Metadata-Version: 2.1
Name: text-scrubber
Version: 0.3.1
Summary: Python package that offers text scrubbing functionality, providing building blocks for string cleaning as well as normalizing geographical text (countries/states/cities)
Home-page: https://github.com/Slimmer-AI/text-scrubber
Author: Slimmer.AI
License: MIT
Platform: UNKNOWN
Classifier: Development Status :: 5 - Production/Stable
Classifier: Programming Language :: Python :: 3.6
Classifier: Programming Language :: Python :: 3.7
Classifier: Programming Language :: Python :: 3.8
Classifier: Programming Language :: Python :: 3.9
Classifier: License :: OSI Approved :: MIT License
Classifier: Topic :: Text Processing
Provides-Extra: docs
Provides-Extra: tests
License-File: LICENSE

text-scrubber
=============

|Build status| |Docs status|

.. |Build status| image:: https://github.com/Slimmer-AI/text-scrubber/workflows/Build/badge.svg?branch=master
.. |Docs status| image:: https://github.com/Slimmer-AI/text-scrubber/workflows/Docs/badge.svg?branch=master

``text-scrubber`` is a Python package that offers text scrubbing functionality, providing building blocks for string
cleaning as well as normalizing geographical text (countries/states/cities).

Full documentation is available at https://slimmer-ai.github.io/text-scrubber/.


TextScrubber
------------

The ``TextScrubber`` class cleans a single or a collection of strings. It can be easily constructed and configured with
building blocks:


.. code-block:: python

    from text_scrubber import TextScrubber

    ts = (TextScrubber().to_ascii()
                        .lowercase()
                        .tokenize()
                        .remove_stop_words()
                        .join())

which can then be used as:

.. code-block:: python

    ts.transform('héLlô there, WòrlD')  # outputs 'hello world'

or with an iterable of input:

.. code-block:: python

    ts.transform(['héLlô there, WòrlD', 'slímm̀er ÀI'])  # outputs ['hello world', 'slimmer AI']

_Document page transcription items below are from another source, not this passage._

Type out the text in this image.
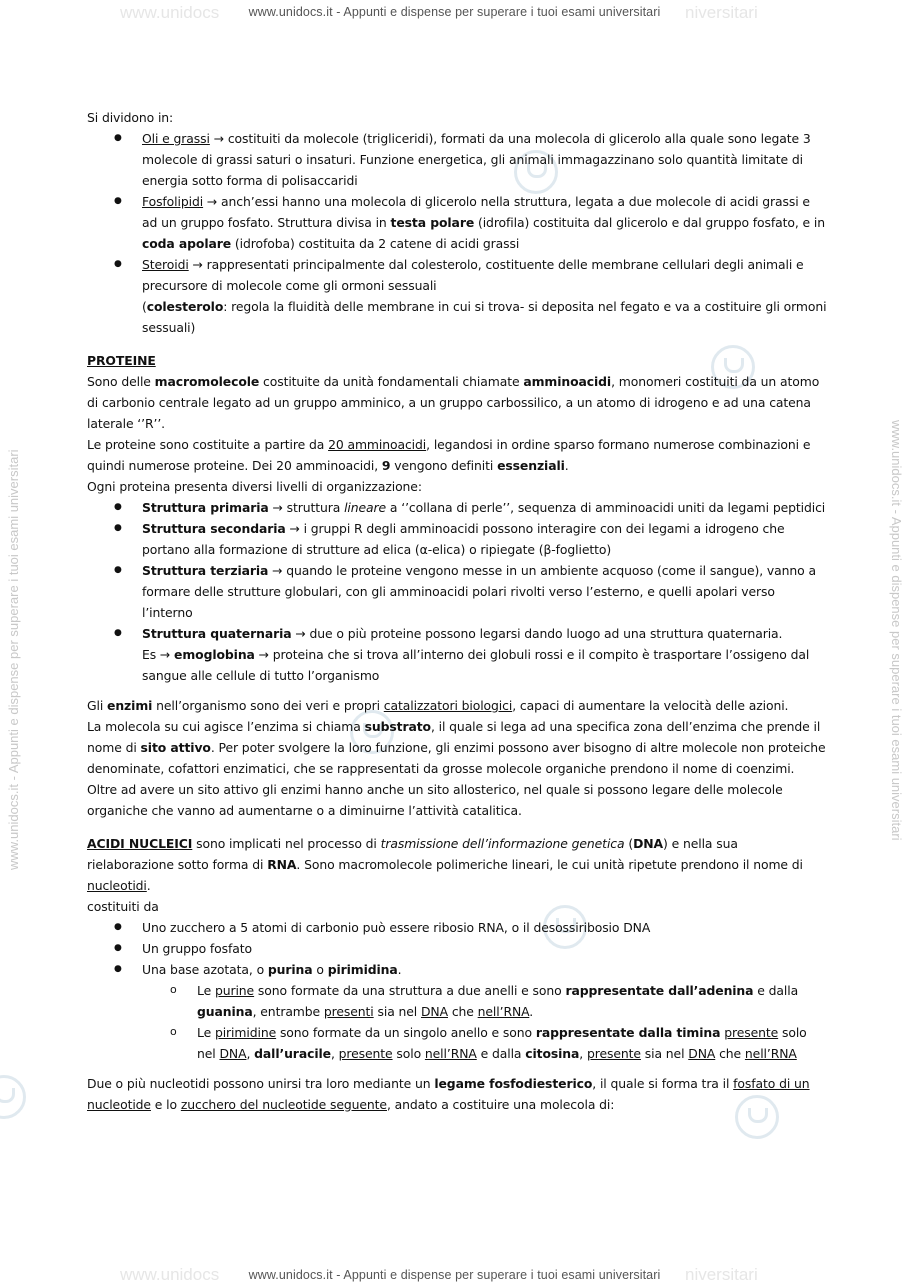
www.unidocs	niversitari
www.unidocs.it - Appunti e dispense per superare i tuoi esami universitari
www.unidocs	niversitari
www.unidocs.it - Appunti e dispense per superare i tuoi esami universitari
www.unidocs.it - Appunti e dispense per superare i tuoi esami universitari	www.unidocs.it - Appunti e dispense per superare i tuoi esami universitari

Si dividono in:

● Oli e grassi → costituiti da molecole (trigliceridi), formati da una molecola di glicerolo alla quale sono legate 3 molecole di grassi saturi o insaturi. Funzione energetica, gli animali immagazzinano solo quantità limitate di energia sotto forma di polisaccaridi
● Fosfolipidi → anch’essi hanno una molecola di glicerolo nella struttura, legata a due molecole di acidi grassi e ad un gruppo fosfato. Struttura divisa in testa polare (idrofila) costituita dal glicerolo e dal gruppo fosfato, e in coda apolare (idrofoba) costituita da 2 catene di acidi grassi
● Steroidi → rappresentati principalmente dal colesterolo, costituente delle membrane cellulari degli animali e precursore di molecole come gli ormoni sessuali
(colesterolo: regola la fluidità delle membrane in cui si trova- si deposita nel fegato e va a costituire gli ormoni sessuali)

PROTEINE

Sono delle macromolecole costituite da unità fondamentali chiamate amminoacidi, monomeri costituiti da un atomo di carbonio centrale legato ad un gruppo amminico, a un gruppo carbossilico, a un atomo di idrogeno e ad una catena laterale ‘’R’’.

Le proteine sono costituite a partire da 20 amminoacidi, legandosi in ordine sparso formano numerose combinazioni e quindi numerose proteine. Dei 20 amminoacidi, 9 vengono definiti essenziali.

Ogni proteina presenta diversi livelli di organizzazione:

● Struttura primaria → struttura lineare a ‘’collana di perle’’, sequenza di amminoacidi uniti da legami peptidici
● Struttura secondaria → i gruppi R degli amminoacidi possono interagire con dei legami a idrogeno che portano alla formazione di strutture ad elica (α-elica) o ripiegate (β-foglietto)
● Struttura terziaria → quando le proteine vengono messe in un ambiente acquoso (come il sangue), vanno a formare delle strutture globulari, con gli amminoacidi polari rivolti verso l’esterno, e quelli apolari verso l’interno
● Struttura quaternaria → due o più proteine possono legarsi dando luogo ad una struttura quaternaria.
Es → emoglobina → proteina che si trova all’interno dei globuli rossi e il compito è trasportare l’ossigeno dal sangue alle cellule di tutto l’organismo

Gli enzimi nell’organismo sono dei veri e propri catalizzatori biologici, capaci di aumentare la velocità delle azioni.

La molecola su cui agisce l’enzima si chiama substrato, il quale si lega ad una specifica zona dell’enzima che prende il nome di sito attivo. Per poter svolgere la loro funzione, gli enzimi possono aver bisogno di altre molecole non proteiche denominate, cofattori enzimatici, che se rappresentati da grosse molecole organiche prendono il nome di coenzimi.

Oltre ad avere un sito attivo gli enzimi hanno anche un sito allosterico, nel quale si possono legare delle molecole organiche che vanno ad aumentarne o a diminuirne l’attività catalitica.

ACIDI NUCLEICI sono implicati nel processo di trasmissione dell’informazione genetica (DNA) e nella sua rielaborazione sotto forma di RNA. Sono macromolecole polimeriche lineari, le cui unità ripetute prendono il nome di nucleotidi.

costituiti da

● Uno zucchero a 5 atomi di carbonio può essere ribosio RNA, o il desossiribosio DNA
● Un gruppo fosfato
● Una base azotata, o purina o pirimidina.
o Le purine sono formate da una struttura a due anelli e sono rappresentate dall’adenina e dalla guanina, entrambe presenti sia nel DNA che nell’RNA.
o Le pirimidine sono formate da un singolo anello e sono rappresentate dalla timina presente solo nel DNA, dall’uracile, presente solo nell’RNA e dalla citosina, presente sia nel DNA che nell’RNA

Due o più nucleotidi possono unirsi tra loro mediante un legame fosfodiesterico, il quale si forma tra il fosfato di un nucleotide e lo zucchero del nucleotide seguente, andato a costituire una molecola di:
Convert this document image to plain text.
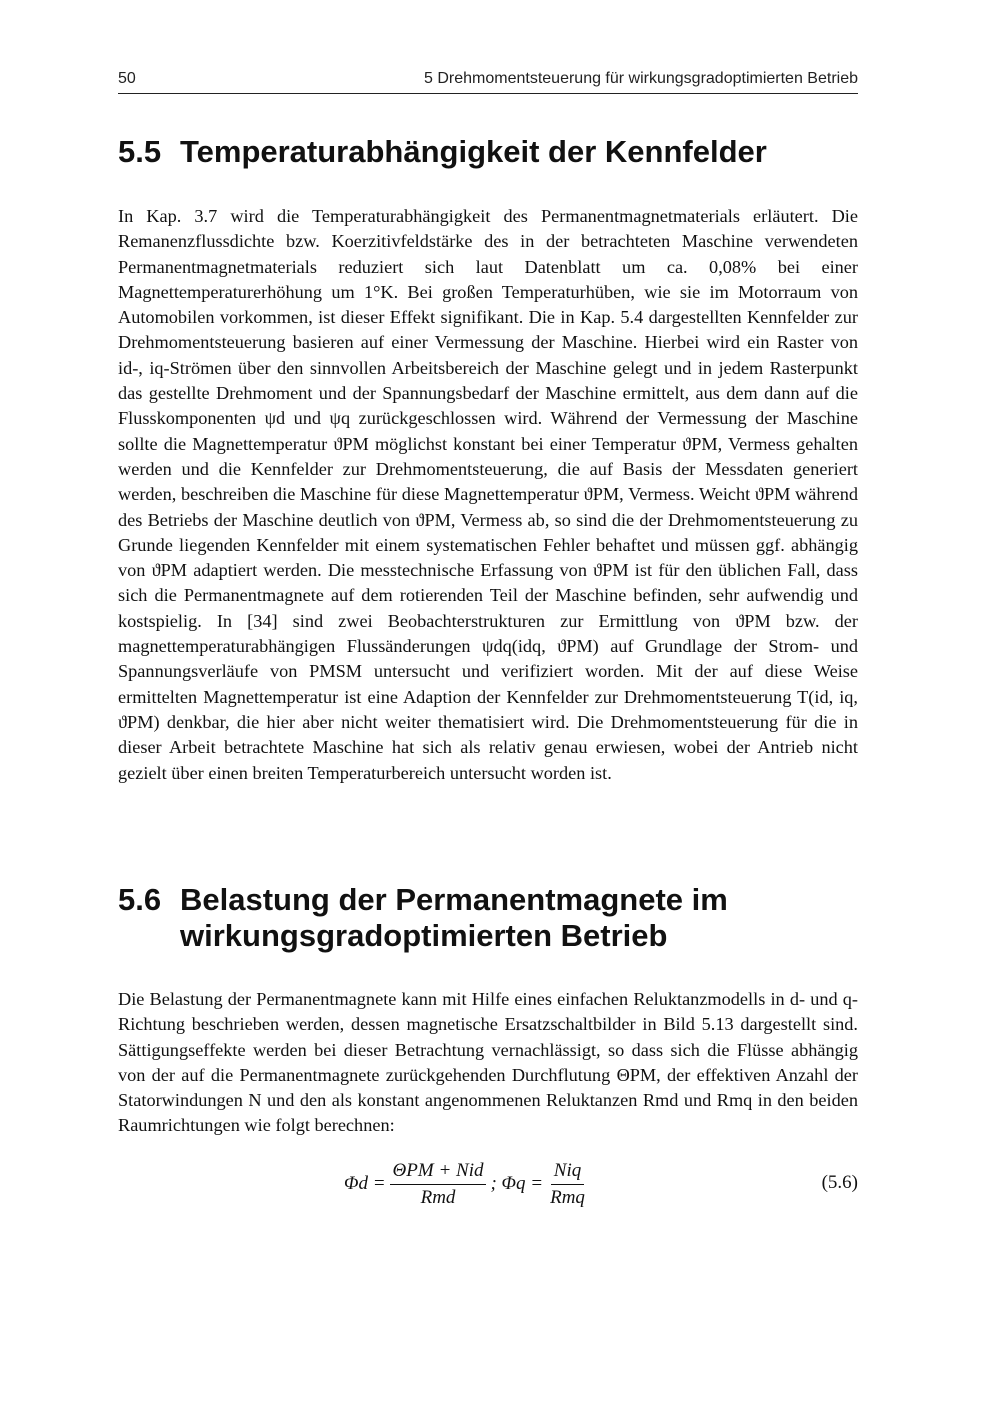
50	5 Drehmomentsteuerung für wirkungsgradoptimierten Betrieb
5.5 Temperaturabhängigkeit der Kennfelder

In Kap. 3.7 wird die Temperaturabhängigkeit des Permanentmagnetmaterials erläutert. Die Remanenzflussdichte bzw. Koerzitivfeldstärke des in der betrachteten Maschine verwendeten Permanentmagnetmaterials reduziert sich laut Datenblatt um ca. 0,08% bei einer Magnettemperaturerhöhung um 1°K. Bei großen Temperaturhüben, wie sie im Motorraum von Automobilen vorkommen, ist dieser Effekt signifikant. Die in Kap. 5.4 dargestellten Kennfelder zur Drehmomentsteuerung basieren auf einer Vermessung der Maschine. Hierbei wird ein Raster von id-, iq-Strömen über den sinnvollen Arbeitsbereich der Maschine gelegt und in jedem Rasterpunkt das gestellte Drehmoment und der Spannungsbedarf der Maschine ermittelt, aus dem dann auf die Flusskomponenten ψd und ψq zurückgeschlossen wird. Während der Vermessung der Maschine sollte die Magnettemperatur ϑPM möglichst konstant bei einer Temperatur ϑPM, Vermess gehalten werden und die Kennfelder zur Drehmomentsteuerung, die auf Basis der Messdaten generiert werden, beschreiben die Maschine für diese Magnettemperatur ϑPM, Vermess. Weicht ϑPM während des Betriebs der Maschine deutlich von ϑPM, Vermess ab, so sind die der Drehmomentsteuerung zu Grunde liegenden Kennfelder mit einem systematischen Fehler behaftet und müssen ggf. abhängig von ϑPM adaptiert werden. Die messtechnische Erfassung von ϑPM ist für den üblichen Fall, dass sich die Permanentmagnete auf dem rotierenden Teil der Maschine befinden, sehr aufwendig und kostspielig. In [34] sind zwei Beobachterstrukturen zur Ermittlung von ϑPM bzw. der magnettemperaturabhängigen Flussänderungen ψdq(idq, ϑPM) auf Grundlage der Strom- und Spannungsverläufe von PMSM untersucht und verifiziert worden. Mit der auf diese Weise ermittelten Magnettemperatur ist eine Adaption der Kennfelder zur Drehmomentsteuerung T(id, iq, ϑPM) denkbar, die hier aber nicht weiter thematisiert wird. Die Drehmomentsteuerung für die in dieser Arbeit betrachtete Maschine hat sich als relativ genau erwiesen, wobei der Antrieb nicht gezielt über einen breiten Temperaturbereich untersucht worden ist.

5.6 Belastung der Permanentmagnete im
wirkungsgradoptimierten Betrieb

Die Belastung der Permanentmagnete kann mit Hilfe eines einfachen Reluktanzmodells in d- und q-Richtung beschrieben werden, dessen magnetische Ersatzschaltbilder in Bild 5.13 dargestellt sind. Sättigungseffekte werden bei dieser Betrachtung vernachlässigt, so dass sich die Flüsse abhängig von der auf die Permanentmagnete zurückgehenden Durchflutung ΘPM, der effektiven Anzahl der Statorwindungen N und den als konstant angenommenen Reluktanzen Rmd und Rmq in den beiden Raumrichtungen wie folgt berechnen:

$\Phi d = \frac{\text{ΘPM + Nid}}{\text{Rmd}}$ ; $\Phi q = \frac{\text{Niq}}{\text{Rmq}}$	(5.6)
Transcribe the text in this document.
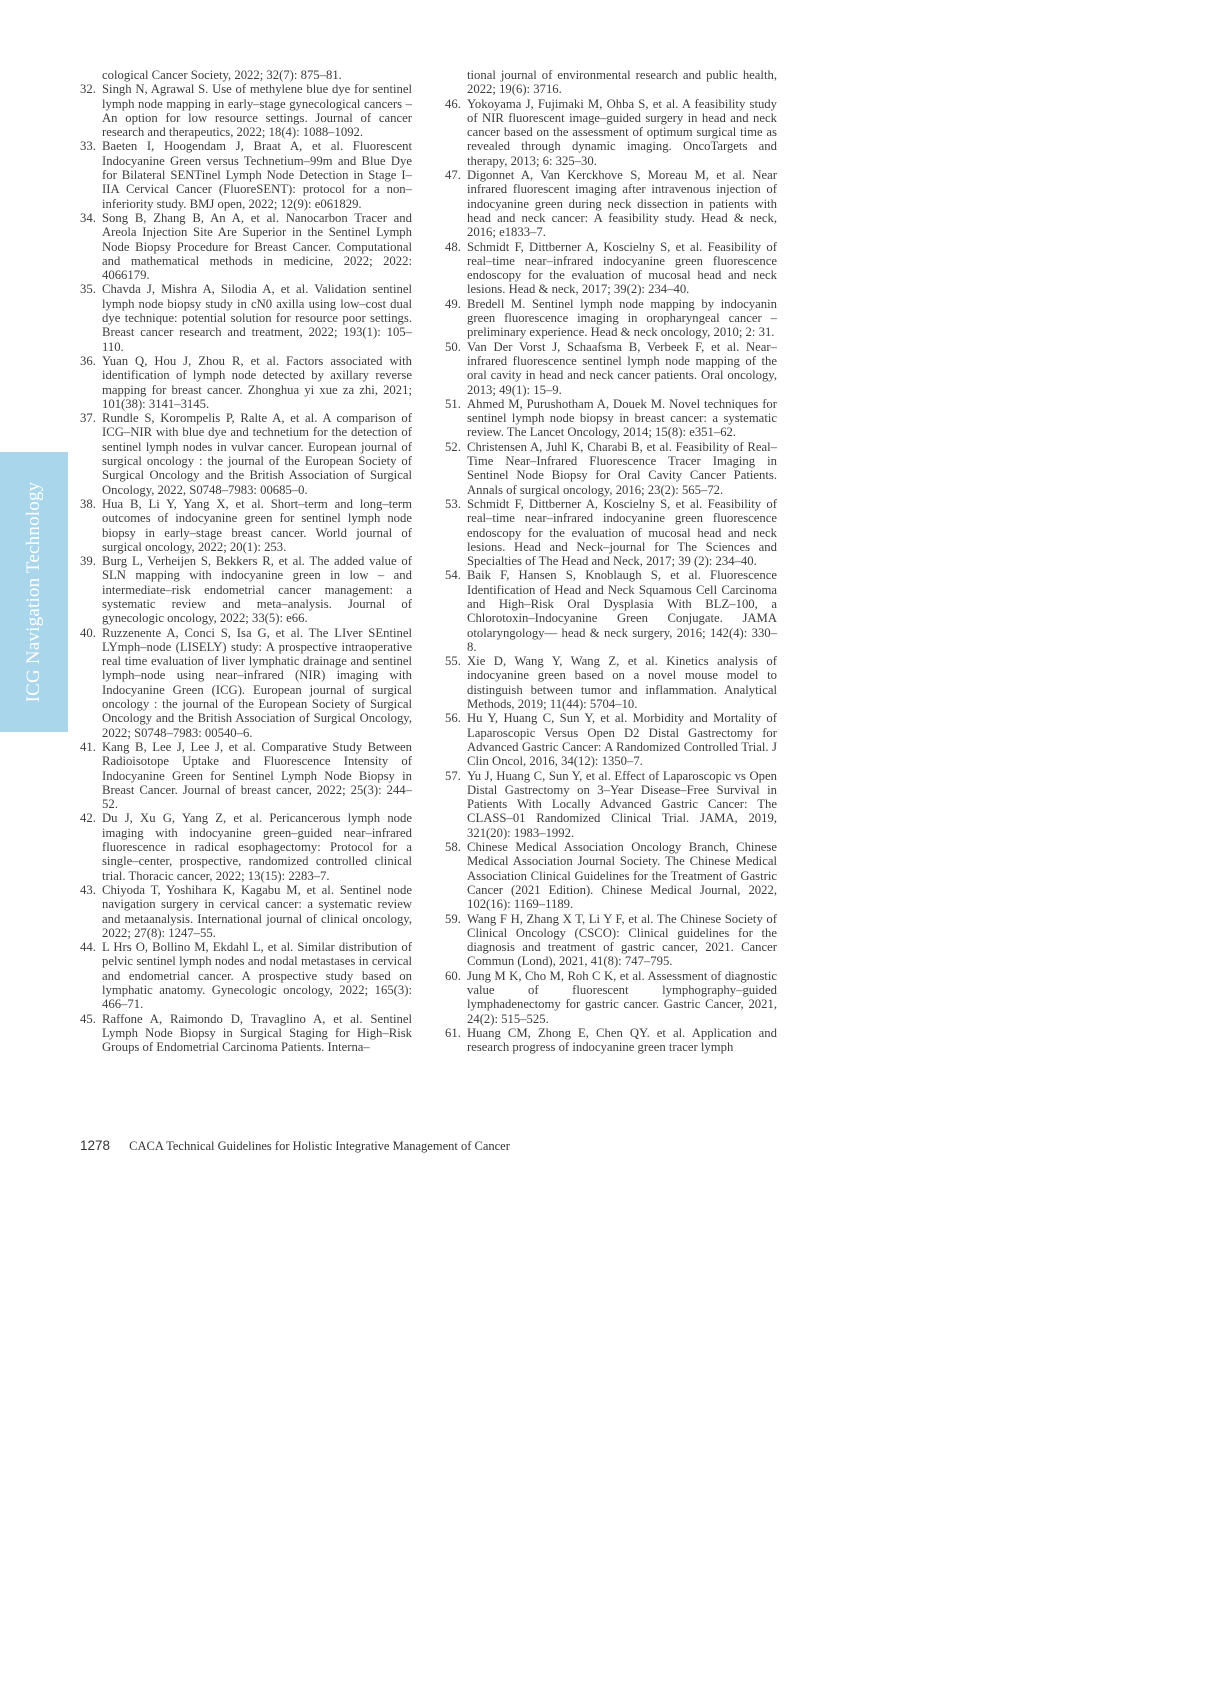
ICG Navigation Technology
cological Cancer Society, 2022; 32(7): 875–81.
32. Singh N, Agrawal S. Use of methylene blue dye for sentinel lymph node mapping in early–stage gynecological cancers – An option for low resource settings. Journal of cancer research and therapeutics, 2022; 18(4): 1088–1092.
33. Baeten I, Hoogendam J, Braat A, et al. Fluorescent Indocyanine Green versus Technetium–99m and Blue Dye for Bilateral SENTinel Lymph Node Detection in Stage I–IIA Cervical Cancer (FluoreSENT): protocol for a non–inferiority study. BMJ open, 2022; 12(9): e061829.
34. Song B, Zhang B, An A, et al. Nanocarbon Tracer and Areola Injection Site Are Superior in the Sentinel Lymph Node Biopsy Procedure for Breast Cancer. Computational and mathematical methods in medicine, 2022; 2022: 4066179.
35. Chavda J, Mishra A, Silodia A, et al. Validation sentinel lymph node biopsy study in cN0 axilla using low–cost dual dye technique: potential solution for resource poor settings. Breast cancer research and treatment, 2022; 193(1): 105–110.
36. Yuan Q, Hou J, Zhou R, et al. Factors associated with identification of lymph node detected by axillary reverse mapping for breast cancer. Zhonghua yi xue za zhi, 2021; 101(38): 3141–3145.
37. Rundle S, Korompelis P, Ralte A, et al. A comparison of ICG–NIR with blue dye and technetium for the detection of sentinel lymph nodes in vulvar cancer. European journal of surgical oncology : the journal of the European Society of Surgical Oncology and the British Association of Surgical Oncology, 2022, S0748–7983: 00685–0.
38. Hua B, Li Y, Yang X, et al. Short–term and long–term outcomes of indocyanine green for sentinel lymph node biopsy in early–stage breast cancer. World journal of surgical oncology, 2022; 20(1): 253.
39. Burg L, Verheijen S, Bekkers R, et al. The added value of SLN mapping with indocyanine green in low – and intermediate–risk endometrial cancer management: a systematic review and meta–analysis. Journal of gynecologic oncology, 2022; 33(5): e66.
40. Ruzzenente A, Conci S, Isa G, et al. The LIver SEntinel LYmph–node (LISELY) study: A prospective intraoperative real time evaluation of liver lymphatic drainage and sentinel lymph–node using near–infrared (NIR) imaging with Indocyanine Green (ICG). European journal of surgical oncology : the journal of the European Society of Surgical Oncology and the British Association of Surgical Oncology, 2022; S0748–7983: 00540–6.
41. Kang B, Lee J, Lee J, et al. Comparative Study Between Radioisotope Uptake and Fluorescence Intensity of Indocyanine Green for Sentinel Lymph Node Biopsy in Breast Cancer. Journal of breast cancer, 2022; 25(3): 244–52.
42. Du J, Xu G, Yang Z, et al. Pericancerous lymph node imaging with indocyanine green–guided near–infrared fluorescence in radical esophagectomy: Protocol for a single–center, prospective, randomized controlled clinical trial. Thoracic cancer, 2022; 13(15): 2283–7.
43. Chiyoda T, Yoshihara K, Kagabu M, et al. Sentinel node navigation surgery in cervical cancer: a systematic review and metaanalysis. International journal of clinical oncology, 2022; 27(8): 1247–55.
44. L Hrs O, Bollino M, Ekdahl L, et al. Similar distribution of pelvic sentinel lymph nodes and nodal metastases in cervical and endometrial cancer. A prospective study based on lymphatic anatomy. Gynecologic oncology, 2022; 165(3): 466–71.
45. Raffone A, Raimondo D, Travaglino A, et al. Sentinel Lymph Node Biopsy in Surgical Staging for High–Risk Groups of Endometrial Carcinoma Patients. Interna–
tional journal of environmental research and public health, 2022; 19(6): 3716.
46. Yokoyama J, Fujimaki M, Ohba S, et al. A feasibility study of NIR fluorescent image–guided surgery in head and neck cancer based on the assessment of optimum surgical time as revealed through dynamic imaging. OncoTargets and therapy, 2013; 6: 325–30.
47. Digonnet A, Van Kerckhove S, Moreau M, et al. Near infrared fluorescent imaging after intravenous injection of indocyanine green during neck dissection in patients with head and neck cancer: A feasibility study. Head & neck, 2016; e1833–7.
48. Schmidt F, Dittberner A, Koscielny S, et al. Feasibility of real–time near–infrared indocyanine green fluorescence endoscopy for the evaluation of mucosal head and neck lesions. Head & neck, 2017; 39(2): 234–40.
49. Bredell M. Sentinel lymph node mapping by indocyanin green fluorescence imaging in oropharyngeal cancer – preliminary experience. Head & neck oncology, 2010; 2: 31.
50. Van Der Vorst J, Schaafsma B, Verbeek F, et al. Near–infrared fluorescence sentinel lymph node mapping of the oral cavity in head and neck cancer patients. Oral oncology, 2013; 49(1): 15–9.
51. Ahmed M, Purushotham A, Douek M. Novel techniques for sentinel lymph node biopsy in breast cancer: a systematic review. The Lancet Oncology, 2014; 15(8): e351–62.
52. Christensen A, Juhl K, Charabi B, et al. Feasibility of Real–Time Near–Infrared Fluorescence Tracer Imaging in Sentinel Node Biopsy for Oral Cavity Cancer Patients. Annals of surgical oncology, 2016; 23(2): 565–72.
53. Schmidt F, Dittberner A, Koscielny S, et al. Feasibility of real–time near–infrared indocyanine green fluorescence endoscopy for the evaluation of mucosal head and neck lesions. Head and Neck–journal for The Sciences and Specialties of The Head and Neck, 2017; 39 (2): 234–40.
54. Baik F, Hansen S, Knoblaugh S, et al. Fluorescence Identification of Head and Neck Squamous Cell Carcinoma and High–Risk Oral Dysplasia With BLZ–100, a Chlorotoxin–Indocyanine Green Conjugate. JAMA otolaryngology–– head & neck surgery, 2016; 142(4): 330–8.
55. Xie D, Wang Y, Wang Z, et al. Kinetics analysis of indocyanine green based on a novel mouse model to distinguish between tumor and inflammation. Analytical Methods, 2019; 11(44): 5704–10.
56. Hu Y, Huang C, Sun Y, et al. Morbidity and Mortality of Laparoscopic Versus Open D2 Distal Gastrectomy for Advanced Gastric Cancer: A Randomized Controlled Trial. J Clin Oncol, 2016, 34(12): 1350–7.
57. Yu J, Huang C, Sun Y, et al. Effect of Laparoscopic vs Open Distal Gastrectomy on 3–Year Disease–Free Survival in Patients With Locally Advanced Gastric Cancer: The CLASS–01 Randomized Clinical Trial. JAMA, 2019, 321(20): 1983–1992.
58. Chinese Medical Association Oncology Branch, Chinese Medical Association Journal Society. The Chinese Medical Association Clinical Guidelines for the Treatment of Gastric Cancer (2021 Edition). Chinese Medical Journal, 2022, 102(16): 1169–1189.
59. Wang F H, Zhang X T, Li Y F, et al. The Chinese Society of Clinical Oncology (CSCO): Clinical guidelines for the diagnosis and treatment of gastric cancer, 2021. Cancer Commun (Lond), 2021, 41(8): 747–795.
60. Jung M K, Cho M, Roh C K, et al. Assessment of diagnostic value of fluorescent lymphography–guided lymphadenectomy for gastric cancer. Gastric Cancer, 2021, 24(2): 515–525.
61. Huang CM, Zhong E, Chen QY. et al. Application and research progress of indocyanine green tracer lymph
1278 CACA Technical Guidelines for Holistic Integrative Management of Cancer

For a complete list of building blocks please refer to the ``TextScrubber`` API reference.

Geo
---

The ``text_scrubber.geo`` module contains functions to normalize geographical data which deal with spelling errors,
country name variations, etc.:

.. code-block:: python

    from text_scrubber.geo import normalize_country, normalize_region, normalize_city

    # Countries
    normalize_country('Peoples rep. of China')  # [('China', 1.0)]
    normalize_country('Deutschland')            # [('Germany', 1.0)]
    normalize_country('st Nevis and Kitties')   # [('Saint Kitts and Nevis', 0.75)]
    normalize_country('ira')                    # [('Iran', 0.857), ('Iraq', 0.857)]

    # Cities
    normalize_city('Leibnitz', ['Austria'])    # [('Leibnitz', 'Austria', 1.0)]
    normalize_city('heidelberg')  # [('Heidelberg', 'Germany', 1.0),
                                  #  ('Heidelberg', 'South Africa', 1.0),
                                  #  ('Heidelberg', 'United States', 1.0)]
    normalize_city('ohioo', ['US'])  # [('Ohio', 'United States', 0.889)]
    normalize_city('Madri', ['Spain', 'US', 'Brazil'])  # [('Madrid', 'Spain', 0.909),
                                                        #  ('Madrid', 'United States', 0.909),
                                                        #  ('Mari', 'Brazil', 0.889)]

    # Regions
    normalize_region('triangle park', ['US'])   # [('The Triangle Park', 'United States', 1.0)]
    normalize_region('Fur', ['Denmark'])        # [('Fur', 'Denmark', 1.0)]
    normalize_region('texel', ['NL'])            # [('Texel', 'Netherlands', 1.0)]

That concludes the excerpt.